Thank you. I can hardly wait to try this on my next quilts project.

Elnora
Elnora

September 25, 2015

Thank you so much for this amazing video, Cristy! I already commented on YouTube but couldn’t resist posting here, too. I find it easy to spin seams when hand piecing but didn’t have a clue how to do it when machine sewing. Now it’s all clear. Thank you so much!

Joy
Joy

July 13, 2015

After viewing the video, I feel like a newbie quilter and have relearned piecing. You covered all the things including errors, that I was making and did not know how to fix. You are an excellent teacher all the tips were bonus value. I look forward to utilizing these secrets on my next quilt.

Ann
Ann

July 09, 2015

Love your video Christy!

Marlyn
Marlyn

May 02, 2015

Thank you so much for making this video on spinning your seams. I never was sure how to do it before. The current project is 2" squares made from 3 sections. The centers of each 4-patch is pretty bulky and spinning those seams really makes them lie flatter. Thanks again.

Sharry
Sharry

March 04, 2015

Love that full block center and half block lauoyt. Wondering if in the end it will look like a “Trip Around the World” design. Well, not exactly like, of course, because it will be a GB original (which never look exactly like anything else!).

Teresa Moffitt
Teresa Moffitt

January 29, 2015

thank you! Christy! I have just begin working on a fairly large quilt done in hst’s and squared and rectangles and wasn’t happy….as usual…with my accuracy. Determined to get it right, I was cutting accurately and had checked my 1/ r" but still felt that I was a little askew on some blocks! Your glue basting method is the bomb for me! Then I wasn’t sure of my pressing…I knew to nest, but have never spun the blocks before. What a difference! Yes, each little thing takes time, but the entire quilt will take time and I want it to be right, so I will be thinking of you a lot as I use the new to me glue basting method and then press and spin my seams! So excited as I see a finished quilt in the future that I think I am going to really love…not because of the pattern or color as much as because I will be doing it so nicely!! Yay!!

Linda in Atlanta
Linda in Atlanta

December 01, 2014

Oh – and I love the iron! I’m assuming that it lifts itself from the surface when you set it to the side – Rowenta? Model? Do you sell it?

Linda in Atlanta
Linda in Atlanta

December 01, 2014

THanks for the video – I’m working on a quilt that was started in June. I’m too far along to use this technique in the smaller blocks, but as I’m assembling the completed 12" blocks (32 of 40 remaining), I’m going to try it. I’ve been needing a pressing coach – Thanks for stepping in!

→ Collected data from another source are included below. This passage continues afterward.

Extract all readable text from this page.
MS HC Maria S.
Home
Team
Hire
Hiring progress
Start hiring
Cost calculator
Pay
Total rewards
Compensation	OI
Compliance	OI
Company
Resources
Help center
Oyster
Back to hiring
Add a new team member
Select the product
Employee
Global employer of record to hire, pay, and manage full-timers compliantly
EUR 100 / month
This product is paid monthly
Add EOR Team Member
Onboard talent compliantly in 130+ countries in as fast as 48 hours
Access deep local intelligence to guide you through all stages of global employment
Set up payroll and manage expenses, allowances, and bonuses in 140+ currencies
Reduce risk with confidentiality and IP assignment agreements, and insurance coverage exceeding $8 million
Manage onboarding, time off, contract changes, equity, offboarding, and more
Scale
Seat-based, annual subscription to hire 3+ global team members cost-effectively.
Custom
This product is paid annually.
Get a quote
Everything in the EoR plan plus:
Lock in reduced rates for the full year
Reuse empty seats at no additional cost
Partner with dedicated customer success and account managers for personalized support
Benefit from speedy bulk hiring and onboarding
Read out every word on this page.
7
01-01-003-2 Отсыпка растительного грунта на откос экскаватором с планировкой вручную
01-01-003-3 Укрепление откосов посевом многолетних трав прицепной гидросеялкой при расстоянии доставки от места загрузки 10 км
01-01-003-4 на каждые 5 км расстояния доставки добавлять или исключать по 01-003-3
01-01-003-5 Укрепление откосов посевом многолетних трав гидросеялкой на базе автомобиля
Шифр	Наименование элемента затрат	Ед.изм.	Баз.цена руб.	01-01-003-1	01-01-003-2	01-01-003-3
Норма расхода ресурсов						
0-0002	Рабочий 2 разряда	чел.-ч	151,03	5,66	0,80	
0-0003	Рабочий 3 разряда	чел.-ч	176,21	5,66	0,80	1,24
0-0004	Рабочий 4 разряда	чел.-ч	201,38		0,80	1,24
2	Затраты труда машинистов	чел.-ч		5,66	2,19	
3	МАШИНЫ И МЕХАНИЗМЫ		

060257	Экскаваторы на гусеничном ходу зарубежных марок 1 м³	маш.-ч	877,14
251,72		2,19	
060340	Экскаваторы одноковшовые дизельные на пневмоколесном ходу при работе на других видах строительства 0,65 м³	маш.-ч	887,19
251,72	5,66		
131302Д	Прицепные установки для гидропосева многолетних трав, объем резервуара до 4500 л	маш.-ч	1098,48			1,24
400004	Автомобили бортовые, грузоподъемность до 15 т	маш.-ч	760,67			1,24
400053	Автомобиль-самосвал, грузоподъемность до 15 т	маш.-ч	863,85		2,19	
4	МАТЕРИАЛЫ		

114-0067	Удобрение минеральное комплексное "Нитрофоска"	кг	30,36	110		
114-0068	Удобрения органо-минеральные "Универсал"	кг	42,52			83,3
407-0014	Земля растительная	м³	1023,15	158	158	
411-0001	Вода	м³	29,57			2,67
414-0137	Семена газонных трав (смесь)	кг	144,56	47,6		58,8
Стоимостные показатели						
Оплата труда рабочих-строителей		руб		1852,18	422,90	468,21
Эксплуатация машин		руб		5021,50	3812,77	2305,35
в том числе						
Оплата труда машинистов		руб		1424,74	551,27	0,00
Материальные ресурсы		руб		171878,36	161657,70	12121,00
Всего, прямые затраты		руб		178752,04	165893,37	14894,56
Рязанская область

My question is this – your technique works perfectly when all the pieces are exactly the same size throughout. The quilt I’m working on has variously sized inner blocks, and I’ve followed the pressing directions in the pattern – but I’m still having problems with bulky corners as the 12" blocks are assembled. I’ve had to adjust as I go to make the seams nest as I can. What problems am I going to have as I long-arm it? This will be my first attempt at long arm quilting. I’ve taken the class, and some time after the new year, I plan to quilt it locally.

Mary Ann Cook
Mary Ann Cook

November 09, 2014

Absolutely love your method. Although, as you say, it takes a little longer than usual, the results are well worth it. When the blocks are perfect, the quilt will be perfect!!

Karen
Karen

November 02, 2014

What an awesome video Cristy! I’m a relatively new sewer. I’ve been trying your glue basting method for a little while and I’m really starting to love it. Your video was so helpful in so many ways. Especially when you made the couple of mistakes. I appreciate you not editing them out. I felt like every time I had a question about something you addressed it. Kinda like you were reading my mind. Now I just have to figure out when the appropriate time is to press in opposite directions. Sorry for my long comment but I do have two questions. 1) I heard what you said about pressing seams open and how that can weaken your stitching but do you every press open? If so, and you’ve glue basted, do you then go back after stitching and pop all of your glue basting open? 2) When you talked about your thread and needles you said that you match your needle to your thread. I’ve not heard of this. I always thought you matched your needle to your fabric. Needles are something I’ve struggled with, which size to use.